Every significant relationship demands faithfulness and commitment; demands the generosity to make space for the other person. It needs time and space to grow, to deepen and become richer. This is the sort of relationship we are being offered to have with Christ, where you slowly grow into each other, come to belong to each other. That is his invitation.

“Make your home in me as I make mine in you.”

Three brief final thoughts.

The first is about trust. No relationship can grow or thrive without trust. He is with us and he is faithful, but we need to trust him for the relationship to grow. The book of Wisdom gives good advice: “Seek the Lord in simplicity of heart; since he is to be found by those who do not put him to the test, he shows himself to those who do not distrust him. (Wisdom 1:1-2) So trust him, because trust allow him to act in your life.

The second is this. Christ promised us, in Luke’s gospel (11:13), that, if we ask, he will give us the gift of the Holy Spirit. That Spirit is a spirit of love, joy, peace. You welcome him by making a space for love, joy, and peace in your heart and allowing them to grow within you. As Evelyn Underhill once said: “Love is not just something you experience; love is something you become. So, make space for Him, for love, joy, peace. Invite Him in, and follow the nudges He will send you, be responsive and he will lead you and fill you.

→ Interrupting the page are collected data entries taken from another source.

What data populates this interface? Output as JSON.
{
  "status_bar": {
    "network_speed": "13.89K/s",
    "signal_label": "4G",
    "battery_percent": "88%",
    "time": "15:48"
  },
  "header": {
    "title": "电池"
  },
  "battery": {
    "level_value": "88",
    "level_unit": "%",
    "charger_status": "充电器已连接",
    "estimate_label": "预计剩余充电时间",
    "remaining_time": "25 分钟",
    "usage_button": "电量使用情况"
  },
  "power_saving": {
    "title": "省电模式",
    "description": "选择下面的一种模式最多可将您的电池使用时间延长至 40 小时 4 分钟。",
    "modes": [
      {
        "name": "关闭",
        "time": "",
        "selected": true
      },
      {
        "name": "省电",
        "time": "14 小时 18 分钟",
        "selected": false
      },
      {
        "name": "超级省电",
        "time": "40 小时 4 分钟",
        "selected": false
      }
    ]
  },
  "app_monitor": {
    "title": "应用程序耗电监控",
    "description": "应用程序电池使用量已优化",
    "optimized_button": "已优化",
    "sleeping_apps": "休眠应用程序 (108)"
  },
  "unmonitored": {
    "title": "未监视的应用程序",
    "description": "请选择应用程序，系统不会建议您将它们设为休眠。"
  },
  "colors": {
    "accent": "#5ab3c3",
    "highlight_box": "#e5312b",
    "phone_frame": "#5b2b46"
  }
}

The third thought is very simple. If you are willing, you will receive. This again is His promise in the gospel of Luke.

“Ask and you will receive, seek and you will find, knock and the door with be opened to you. For the one who asks always receives, the one who searches always finds, and the one who knocks will always have the door opened to them.” (Luke 11:9-10)

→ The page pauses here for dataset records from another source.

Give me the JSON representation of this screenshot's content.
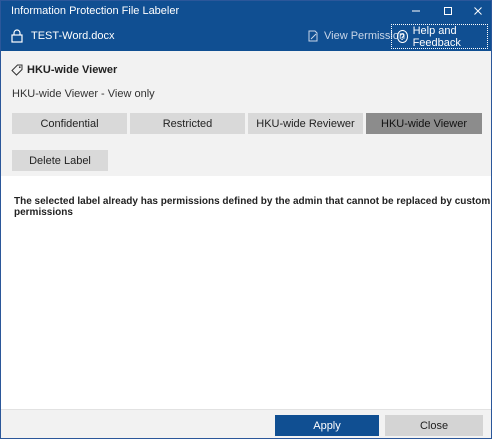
{
  "window": {
    "title": "Information Protection File Labeler"
  },
  "header": {
    "filename": "TEST-Word.docx",
    "view_permission": "View Permission",
    "help_feedback": "Help and Feedback"
  },
  "label": {
    "name": "HKU-wide Viewer",
    "description": "HKU-wide Viewer - View only",
    "options": [
      {
        "label": "Confidential",
        "selected": false
      },
      {
        "label": "Restricted",
        "selected": false
      },
      {
        "label": "HKU-wide Reviewer",
        "selected": false
      },
      {
        "label": "HKU-wide Viewer",
        "selected": true
      }
    ],
    "delete_label": "Delete Label"
  },
  "message": "The selected label already has permissions defined by the admin that cannot be replaced by custom permissions",
  "footer": {
    "apply": "Apply",
    "close": "Close"
  },
  "colors": {
    "header_blue": "#104f92",
    "selected_gray": "#8c8c8c",
    "button_gray": "#d9d9d9"
  }
}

Some suggestions for today

  1. You might like to reflect on whether you carry any images of God with you that are unhelpful.
  2. Or again are there any images of yourself that are unhelpful. Psalm 118 says: “It was your hands that made me and shaped me.” God has made you you.
  3. What are the ways of relating to Christ that come most naturally to you? Is it mornings or evening, indoors or out, conversation or silence? Know what nourishes you? Find time today to do what nourishes your relationship with him.
  4. Are there times in your life when you have felt Christ’s presence particularly strongly? Why not take time to remember them and be grateful for them? It is your history with the Lord
  5. Who are the people who have taught you something about God’s love? Again, take time to remember them and what they taught you, and to give thanks.

Luke 11:5-13

Ask, and it will be given to you

Jesus said to his disciples:

    ‘Suppose one of you has a friend and goes to him in the middle of the night to say, “My friend, lend me three loaves, because a friend of mine on his travels has just arrived at my house and I have nothing to offer him”; and the man answers from inside the house, “Do not bother me. The door is bolted now, and my children and I are in bed; I cannot get up to give it you.” I tell you, if the man does not get up and give it him for friendship’s sake, persistence will be enough to make him get up and give his friend all he wants.

    ‘So I say to you: Ask, and it will be given to you; search, and you will find; knock, and the door will be opened to you. For the one who asks always receives; the one who searches always finds; the one who knocks will always have the door opened to him. What father among you would hand his son a stone when he asked for bread? Or hand him a snake instead of a fish? Or hand him a scorpion if he asked for an egg? If you then, who are evil, know how to give your children what is good, how much more will the heavenly Father give the Holy Spirit to those who ask him!’